18 : Tujuh Menit

197 43 6
                                    

Sorry for typo & kata yang hilang 🙏

❄️❄️❄️💙💙💙❄️❄️❄️

Baik Babe maupun Force, keduanya sama-sama tertegun, sebentar. Setelahnya mereka bersikap seolah-olah ini adalah pertemuan pertama mereka.

John memanggil Babe ke kantornya, yang mana di sana sudah ada Kira, Force, Joyoung, Sunny dan Bua selaku wakil kepala akademi.

"Apa sang bintang tahu mengenai murid The Enigma?"

Babe menggeleng, "Maaf," Ucap Babe ada John. Bukan hal yang sulit bagi dia untuk berbohong, bahkan mesin tes kebohongan pun takkan pernah bisa mendeteksi kebohongannya.

"Lalu bagaimana dengan murid The Luna?"

"Sekali lagi aku ucapkan permintaan maaf yang sebesar-besarnya." Raut wajahnya tidak berubah, minim ekspresi dan tidak bisa dibaca.

"Mungkin Nine tahu mengenai mereka berdua." Imbuh Joyoung sebenarnya kurang yakin mengingat Babe pun tidak tahu mengenai hal ini.

"Tapi dari respon sang bintang, sepertinya beliau mengetahui kalau Enigma dan Luna memiliki murid." Ucap Sunny selalu benar feeling-nya.

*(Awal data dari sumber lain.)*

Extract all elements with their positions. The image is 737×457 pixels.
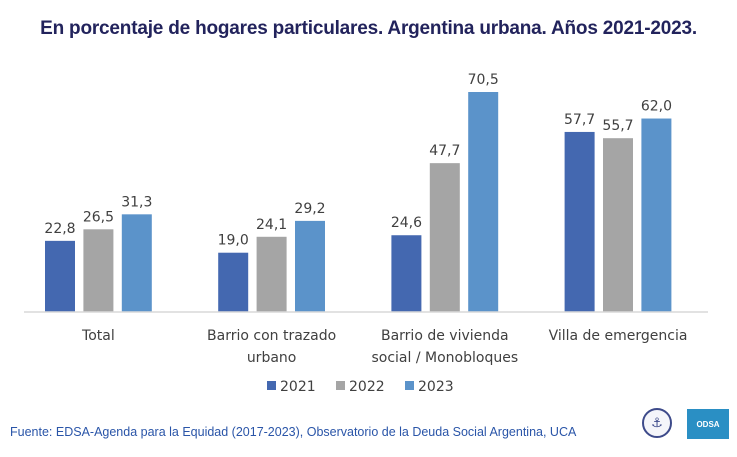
chart-title: En porcentaje de hogares particulares. A… [40, 18, 697, 39]
category-label-2: Barrio de vivienda [381, 328, 509, 344]
category-label-1: urbano [247, 350, 297, 366]
legend-swatch-2022 [336, 381, 345, 390]
value-label-2021-0: 22,8 [44, 221, 75, 237]
value-label-2022-1: 24,1 [256, 217, 287, 233]
bar-2023-3 [641, 118, 672, 312]
category-label-2: social / Monobloques [371, 350, 518, 366]
value-label-2022-2: 47,7 [429, 143, 460, 159]
value-label-2023-3: 62,0 [641, 99, 672, 115]
bar-2023-2 [468, 92, 499, 312]
legend-label-2023: 2023 [418, 379, 454, 395]
bar-2022-0 [83, 229, 114, 312]
bar-2022-3 [603, 138, 633, 312]
legend-label-2022: 2022 [349, 379, 385, 395]
value-label-2022-3: 55,7 [602, 118, 633, 134]
bar-2021-3 [564, 131, 595, 312]
value-label-2023-2: 70,5 [468, 72, 499, 88]
value-label-2023-0: 31,3 [121, 194, 152, 210]
bar-2021-2 [391, 235, 422, 312]
value-label-2023-1: 29,2 [294, 201, 325, 217]
value-label-2021-3: 57,7 [564, 112, 595, 128]
category-labels-layer: Total Barrio con trazado urbano Barrio de v… [81, 328, 687, 366]
bar-2023-0 [121, 214, 152, 312]
bars-layer [45, 92, 672, 312]
category-label-3: Villa de emergencia [549, 328, 688, 344]
uca-seal-icon: ⚓ [642, 408, 672, 438]
source-note: Fuente: EDSA-Agenda para la Equidad (201… [10, 425, 577, 439]
value-label-2021-2: 24,6 [391, 215, 422, 231]
value-labels-layer: 22,8 19,0 24,6 57,7 26,5 24,1 47,7 55,7 31,3 29,2… [44, 72, 672, 249]
value-label-2022-0: 26,5 [83, 209, 114, 225]
category-label-1: Barrio con trazado [207, 328, 336, 344]
legend-label-2021: 2021 [280, 379, 316, 395]
legend-swatch-2023 [405, 381, 414, 390]
bar-2022-1 [256, 236, 287, 312]
odsa-logo: ODSA [687, 409, 729, 439]
bar-2022-2 [429, 163, 460, 312]
bar-2023-1 [295, 220, 325, 312]
bar-2021-0 [45, 240, 75, 312]
value-label-2021-1: 19,0 [218, 233, 249, 249]
category-label-0: Total [81, 328, 115, 344]
legend-swatch-2021 [267, 381, 276, 390]
legend: 2021 2022 2023 [267, 379, 454, 395]
bar-2021-1 [218, 252, 249, 312]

"Bukankah Luna dan Enigma memang selalu punya murid, seperti itulah isi buku aku baca." Tukas Babe untuk menghindari pertanyaan lainnya sekaligus tuk mengingatkan mereka kalau semua Luna dan Enigma selalu punya murid. Murid untuk melatih Luna dan Enigma berikutnya.

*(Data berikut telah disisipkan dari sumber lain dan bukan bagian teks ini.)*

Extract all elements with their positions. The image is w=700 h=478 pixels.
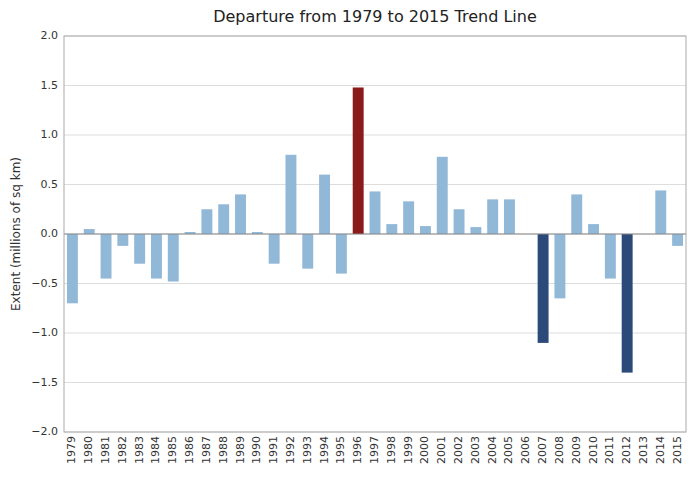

Perkataan Babe membuat mereka tertegun, karena mereka pikir ada hal penting yang selama ini telah di lewatkan. Lantas mereka menatap Babe, bukan murid The Enigma yang mengajarkan dia untuk menjadi Enigma berikutnya melainkan hanya para pengajar yang dikirim oleh kuil.

"Mungkin karena The Enigma masih terbaring koma, maka muridnya..." Ujar John menggantung kalimatnya. "Atau karena ada hal lain." Akhirnya kalimat itu selesai juga.

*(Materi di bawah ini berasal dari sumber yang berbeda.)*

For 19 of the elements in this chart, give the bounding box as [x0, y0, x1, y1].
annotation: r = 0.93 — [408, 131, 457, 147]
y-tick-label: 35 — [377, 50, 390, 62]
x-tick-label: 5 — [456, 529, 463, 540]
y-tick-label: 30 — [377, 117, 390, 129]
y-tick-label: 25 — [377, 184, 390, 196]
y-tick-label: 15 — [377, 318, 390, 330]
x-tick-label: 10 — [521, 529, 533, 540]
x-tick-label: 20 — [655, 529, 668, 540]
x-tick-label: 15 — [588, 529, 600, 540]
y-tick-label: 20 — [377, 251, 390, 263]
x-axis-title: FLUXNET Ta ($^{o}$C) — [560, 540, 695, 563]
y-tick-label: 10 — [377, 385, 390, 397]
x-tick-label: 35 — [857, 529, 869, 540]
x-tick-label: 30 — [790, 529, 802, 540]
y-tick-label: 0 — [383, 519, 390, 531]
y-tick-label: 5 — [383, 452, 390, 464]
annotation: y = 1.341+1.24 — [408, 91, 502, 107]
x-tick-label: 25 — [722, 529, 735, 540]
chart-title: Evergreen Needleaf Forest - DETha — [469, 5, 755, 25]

Semakin mereka gali tentang Luna dan Enigma, semakin ada kejanggalan yang mereka temukan.

Sepertinya mereka harus mengadakan pertemuan penting serta penyelidikan mengenai the Luna dan The Enigma.

⏩⏩

Meen tersenyum lebar, dia memenangkan pertandingan kecil itu. Sementara wajah Perth tampak sangar, dia tidak percaya kalau dia bisa kalah dari Meen.

Senyum Meen semakin lebar ketika Perth menoleh melihat dia, mereka berjalan menelusuri koridor akademi menuju kamar asrama Meen. Tidak mungkin mereka berciuman di tempat umum.

"Sini, biar aku yang bawa barang bawaan mu." Tawar Meen mencoba mengambil barang bawaan Perth.

"Gak usah, aku bisa bawa sendiri." Ucap Perth sewot, dia sedang memikirkan cara untuk menghindari ciuman bibir yang sebentar lagi akan terjadi.

Ini memang bukan ciuman pertamanya, tapi jika ciuman itu direncanakan seperti ini sungguh sukses membuat dia malu nan merona.

Perth berjalan cepat di saat dadanya berdebar-debar tak karuan sehingga dia tidak memperhatikan jalan dengan benar. Meen menarik pinggang Perth supaya Perth tidak menabrak kadet lain lantas kini dia merangkul pinggang Perth.

"Hati-hati jalannya sayang, nanti jatuh." Ucap Meen mengingatkan kalau cara jalan Perth kurang hati-hati.

Langkah kaki Perth terhenti lalu dia menatap Meen yang lebih tinggi dari dia. "Kenapa kau selalu membuat dadaku berdebar-debar?" Maki dia berusaha memasang wajah garang tapi jatuhnya malah gemoy karena tidak ada niat benci serta membunuhnya.

Meen tertegun, ternyata bukan hanya dia seorang yang berdebar-debar dadanya. "Aku jauh lebih berdebar-debar lagi ketika bersamamu." Tanggap Meen malah membuat wajah garang Perth merona.